Congo – The DRC government might finally be able to undo some wrongdoing to its reputation as recent comments by politicians, show some positive outcomes towards the ongoing ‘Congo Holdup’ scandal.
In 2007, two Chinese companies had made big promises in return for the acquisition of a lucrative 68 percent stake in two copper and cobalt mines in the Katanga province. The two companies were supposed to help resurrect Democratic Republic of Congo’s (DRC) infrastructure.
But not many things happened. As a result, a bigger investigation was started to see where was the money really going. What was then found out was that there was foul play at hand, by banks involved.
Emails, bank statements, contracts, bills, and corporate records made up a whooping 3.5million internal documents that were apparently leaked from within Gabon-based BGFIBank Group’s DRC subsidiary. This was done in order to investigative journals Mediapart and the Platform to Protect Whistleblowers in Africa. The partners teamed up with investigators from 18 countries, working with 19 media outlets and five non-governmental organizations to spend six months trawling through the papers.
What has come out has been a mind-boggling revelation. Since November 19, President Joseph Kabila’s huge involvement has proven embezzlement of $138m of public funds between 2013 and 2018. The allegations include the theft of funds meant for Congolese soldiers taking part in peacekeeping operations, hidden in a complex web of corruption. To top it all, his family has also been involved in this act that has put the country to shame.
Funds were allegedly siphoned into the DRC subsidiary of BGFI from the Central Bank of the Congo, via companies owned by Kabila and his network, and withdrawn as cash in numerous multi-million-dollar withdrawals. As of now, DRC’s communications minister Patrick Muyaya has reassured that a detailed investigation launched will ensure that the government “does not stay on the sidelines in the light of such allegations.

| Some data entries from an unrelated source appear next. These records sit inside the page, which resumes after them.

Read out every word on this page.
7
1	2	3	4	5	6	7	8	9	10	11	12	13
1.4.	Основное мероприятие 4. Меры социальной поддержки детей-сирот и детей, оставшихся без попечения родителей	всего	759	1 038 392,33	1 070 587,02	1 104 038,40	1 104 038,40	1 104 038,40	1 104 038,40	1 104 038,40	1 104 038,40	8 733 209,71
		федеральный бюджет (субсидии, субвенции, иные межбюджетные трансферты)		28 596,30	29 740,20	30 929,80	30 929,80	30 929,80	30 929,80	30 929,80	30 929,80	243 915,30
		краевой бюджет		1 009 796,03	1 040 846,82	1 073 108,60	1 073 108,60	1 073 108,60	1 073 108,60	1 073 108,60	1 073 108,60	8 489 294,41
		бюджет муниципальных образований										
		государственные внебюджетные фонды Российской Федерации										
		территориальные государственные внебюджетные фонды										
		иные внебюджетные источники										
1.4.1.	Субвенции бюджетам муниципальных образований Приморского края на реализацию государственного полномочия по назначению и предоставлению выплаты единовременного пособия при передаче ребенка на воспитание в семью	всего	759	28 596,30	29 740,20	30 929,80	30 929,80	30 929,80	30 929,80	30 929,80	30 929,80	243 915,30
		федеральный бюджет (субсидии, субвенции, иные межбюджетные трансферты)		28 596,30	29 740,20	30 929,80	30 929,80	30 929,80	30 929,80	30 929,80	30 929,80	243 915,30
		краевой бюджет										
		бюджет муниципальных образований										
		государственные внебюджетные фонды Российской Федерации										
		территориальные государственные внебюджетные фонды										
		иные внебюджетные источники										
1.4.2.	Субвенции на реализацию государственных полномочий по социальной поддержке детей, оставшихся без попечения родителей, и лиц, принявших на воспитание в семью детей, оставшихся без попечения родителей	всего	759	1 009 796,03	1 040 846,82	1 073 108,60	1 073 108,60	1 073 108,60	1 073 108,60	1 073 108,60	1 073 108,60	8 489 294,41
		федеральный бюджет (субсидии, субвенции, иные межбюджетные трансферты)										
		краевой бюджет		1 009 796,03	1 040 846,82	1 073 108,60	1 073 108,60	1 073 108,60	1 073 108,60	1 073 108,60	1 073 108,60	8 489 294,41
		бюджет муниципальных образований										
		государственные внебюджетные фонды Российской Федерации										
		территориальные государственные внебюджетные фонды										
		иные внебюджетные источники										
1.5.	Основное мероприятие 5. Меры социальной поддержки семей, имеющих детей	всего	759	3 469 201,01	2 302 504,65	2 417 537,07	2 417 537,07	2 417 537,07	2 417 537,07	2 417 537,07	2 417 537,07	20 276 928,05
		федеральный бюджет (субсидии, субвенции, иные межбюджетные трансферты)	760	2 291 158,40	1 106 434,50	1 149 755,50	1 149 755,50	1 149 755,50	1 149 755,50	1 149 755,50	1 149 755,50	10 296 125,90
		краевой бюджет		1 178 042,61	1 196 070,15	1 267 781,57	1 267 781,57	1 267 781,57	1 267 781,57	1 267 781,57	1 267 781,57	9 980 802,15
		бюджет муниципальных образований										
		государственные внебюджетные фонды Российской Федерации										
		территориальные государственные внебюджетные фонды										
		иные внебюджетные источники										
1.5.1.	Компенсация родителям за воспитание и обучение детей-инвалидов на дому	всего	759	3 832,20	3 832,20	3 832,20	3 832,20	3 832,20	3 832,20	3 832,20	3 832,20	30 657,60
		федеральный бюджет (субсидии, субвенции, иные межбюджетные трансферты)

” Further, DRC’s President Felix Tshisekedi has also called for a review of the mining contracts signed with China in 2008 by Joseph Kabila. He has further said that the deals have hampered development and only a fraction of the funds promised by the Chinese for infrastructure projects 13 years ago have been delivered. Earlier this year, Tshisekedi visited the mining town of Kolwezi, where he announced his intention to renegotiate existing mining deals.